Покоробил Артамона Сергеевича рассказ гетмана о брате Василии. В приезд патриарха Паисия бил Васька челом святейшему, заодно и архиепископу Лазарю Барановичу разрешить от грехов за убийство жены да о дозволении другую за себя взять.
Прощение Васька получил за большую милостыню, а Лазарю да Тукальскому пришлось ему послать по доброму коню. Митрополит запросил и с гетмана посулы: требовал дани с киевских церквей в свою пользу.
— Я отказал, — говорил Многогрешный.
12
В доме Артамона Сергеевича приготовлялся праздничный стол. Изощрённо лакомый, ибо постный, иноческий. Устраивала пиршество повариха Керкира в память о господах своих — о Борисе Ивановиче Морозове да об Анне Ильиничне, супруге его, царицыной сестре.

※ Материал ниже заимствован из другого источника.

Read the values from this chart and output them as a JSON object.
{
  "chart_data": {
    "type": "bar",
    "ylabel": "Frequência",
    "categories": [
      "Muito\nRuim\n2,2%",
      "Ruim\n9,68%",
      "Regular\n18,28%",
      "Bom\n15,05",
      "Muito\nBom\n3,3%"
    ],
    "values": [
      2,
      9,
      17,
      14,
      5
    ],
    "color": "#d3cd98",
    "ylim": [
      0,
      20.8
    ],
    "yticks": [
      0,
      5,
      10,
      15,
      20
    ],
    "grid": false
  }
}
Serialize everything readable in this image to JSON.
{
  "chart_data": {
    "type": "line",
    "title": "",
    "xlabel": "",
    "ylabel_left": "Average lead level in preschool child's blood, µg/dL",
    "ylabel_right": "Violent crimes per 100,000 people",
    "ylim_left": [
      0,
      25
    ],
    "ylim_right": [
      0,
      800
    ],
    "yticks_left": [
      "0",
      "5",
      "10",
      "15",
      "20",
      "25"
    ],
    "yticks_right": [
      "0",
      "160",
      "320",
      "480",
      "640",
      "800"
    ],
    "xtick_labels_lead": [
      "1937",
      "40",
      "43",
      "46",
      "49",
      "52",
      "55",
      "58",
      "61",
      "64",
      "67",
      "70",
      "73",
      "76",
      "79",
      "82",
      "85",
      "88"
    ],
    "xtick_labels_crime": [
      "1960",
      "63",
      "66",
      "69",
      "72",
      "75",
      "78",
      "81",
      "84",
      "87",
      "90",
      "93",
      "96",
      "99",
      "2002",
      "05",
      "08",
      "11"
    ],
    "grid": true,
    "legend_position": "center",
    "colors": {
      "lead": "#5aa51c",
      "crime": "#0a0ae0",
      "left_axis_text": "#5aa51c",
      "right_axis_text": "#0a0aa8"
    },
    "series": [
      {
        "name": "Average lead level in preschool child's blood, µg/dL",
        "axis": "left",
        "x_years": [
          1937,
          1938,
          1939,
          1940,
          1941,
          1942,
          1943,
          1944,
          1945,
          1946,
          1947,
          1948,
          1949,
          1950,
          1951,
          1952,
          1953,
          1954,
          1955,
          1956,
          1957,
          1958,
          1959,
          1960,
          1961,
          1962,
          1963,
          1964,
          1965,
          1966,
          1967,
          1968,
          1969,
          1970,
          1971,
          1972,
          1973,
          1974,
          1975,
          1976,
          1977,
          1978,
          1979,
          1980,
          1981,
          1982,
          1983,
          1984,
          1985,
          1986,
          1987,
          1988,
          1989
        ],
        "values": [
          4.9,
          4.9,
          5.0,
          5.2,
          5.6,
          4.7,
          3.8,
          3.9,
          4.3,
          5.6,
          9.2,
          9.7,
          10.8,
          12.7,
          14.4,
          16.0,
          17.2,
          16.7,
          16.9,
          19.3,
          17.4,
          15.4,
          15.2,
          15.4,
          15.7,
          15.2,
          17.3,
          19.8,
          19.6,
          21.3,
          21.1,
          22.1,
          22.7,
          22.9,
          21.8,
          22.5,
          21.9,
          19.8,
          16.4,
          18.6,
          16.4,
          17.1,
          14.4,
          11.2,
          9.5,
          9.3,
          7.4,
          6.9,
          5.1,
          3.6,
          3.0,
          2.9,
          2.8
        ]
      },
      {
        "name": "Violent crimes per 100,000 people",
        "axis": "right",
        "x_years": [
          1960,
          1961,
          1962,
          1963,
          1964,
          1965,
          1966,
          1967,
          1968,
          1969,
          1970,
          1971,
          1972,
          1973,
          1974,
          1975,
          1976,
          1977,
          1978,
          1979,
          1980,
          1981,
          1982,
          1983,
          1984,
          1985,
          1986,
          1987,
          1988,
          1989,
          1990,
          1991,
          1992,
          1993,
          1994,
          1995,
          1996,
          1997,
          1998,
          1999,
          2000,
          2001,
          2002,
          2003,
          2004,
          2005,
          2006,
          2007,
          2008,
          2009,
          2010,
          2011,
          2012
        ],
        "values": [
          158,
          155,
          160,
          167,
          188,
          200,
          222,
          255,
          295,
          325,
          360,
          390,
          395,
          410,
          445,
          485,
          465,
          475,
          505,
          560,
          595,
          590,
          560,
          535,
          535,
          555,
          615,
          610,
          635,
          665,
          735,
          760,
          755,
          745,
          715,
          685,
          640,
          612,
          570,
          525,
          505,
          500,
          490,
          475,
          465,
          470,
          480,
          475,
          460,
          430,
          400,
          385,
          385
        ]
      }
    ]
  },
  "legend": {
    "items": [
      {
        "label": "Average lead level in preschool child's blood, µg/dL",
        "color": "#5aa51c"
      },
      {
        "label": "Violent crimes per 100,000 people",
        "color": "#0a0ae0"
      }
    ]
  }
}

Все припасы Керкира купила на свои деньги, гостей пожелала видеть знатных у Бога.
— Благодетель Борис Иванович, — говорила она, — любил позвать за свой боярский стол людей самых учёных, самых мудрых. И не для того, чтобы умом перед другими похвастать. Слушал смиренно, в споры не вступал, но уж коли его спрашивали, говорил, не гнушался. Позови, государь, мудрецов, мы с Авдотьей Григорьевной за дверьми сидя послушаем их речи, а ты уж попотчуй братию по-хозяйски.
— Кого же ты позвать велишь? — спросил Артамон Сергеевич. Затея ему нравилась, но вот кто у Керкиры в мудрецах?
— Перво-наперво учителя света нашего Андрея Артамоновича.
— Спафарий. Раз! — загнул палец Артамон Сергеевич.
— Учителя царевича, отца Симеона.
— Симеон Полоцкий. Два!
— Учителя всего Московского царства отца Епифания. Он в архиерейском дому живёт, в Крутицах.
— Славинецкий. Три! — Артамон Сергеевич развеселился. — Ну, дражайшая Керкира, есть ещё мудрецы в Москве?
— Мудрецов много, да все в бегах... А ты позови-ка ещё владыку Паисия. Много бед натворил. Иудей. Всё царство перемутил, но учен, аки змей-искуситель...
— О Лигариде, что ли, говоришь? Зачем на сердечном пиру ненавистный тебе человек?
— Послушать. Чем же он всех обошёл? И других послушать. Что ему скажут, достойны ли славы своей.
Артамон Сергеевич был в изумлении.
— Ай да стряпуха! Дивное дело придумала. Ты — загадка наша и Божие нам дарование. Будь по-твоему.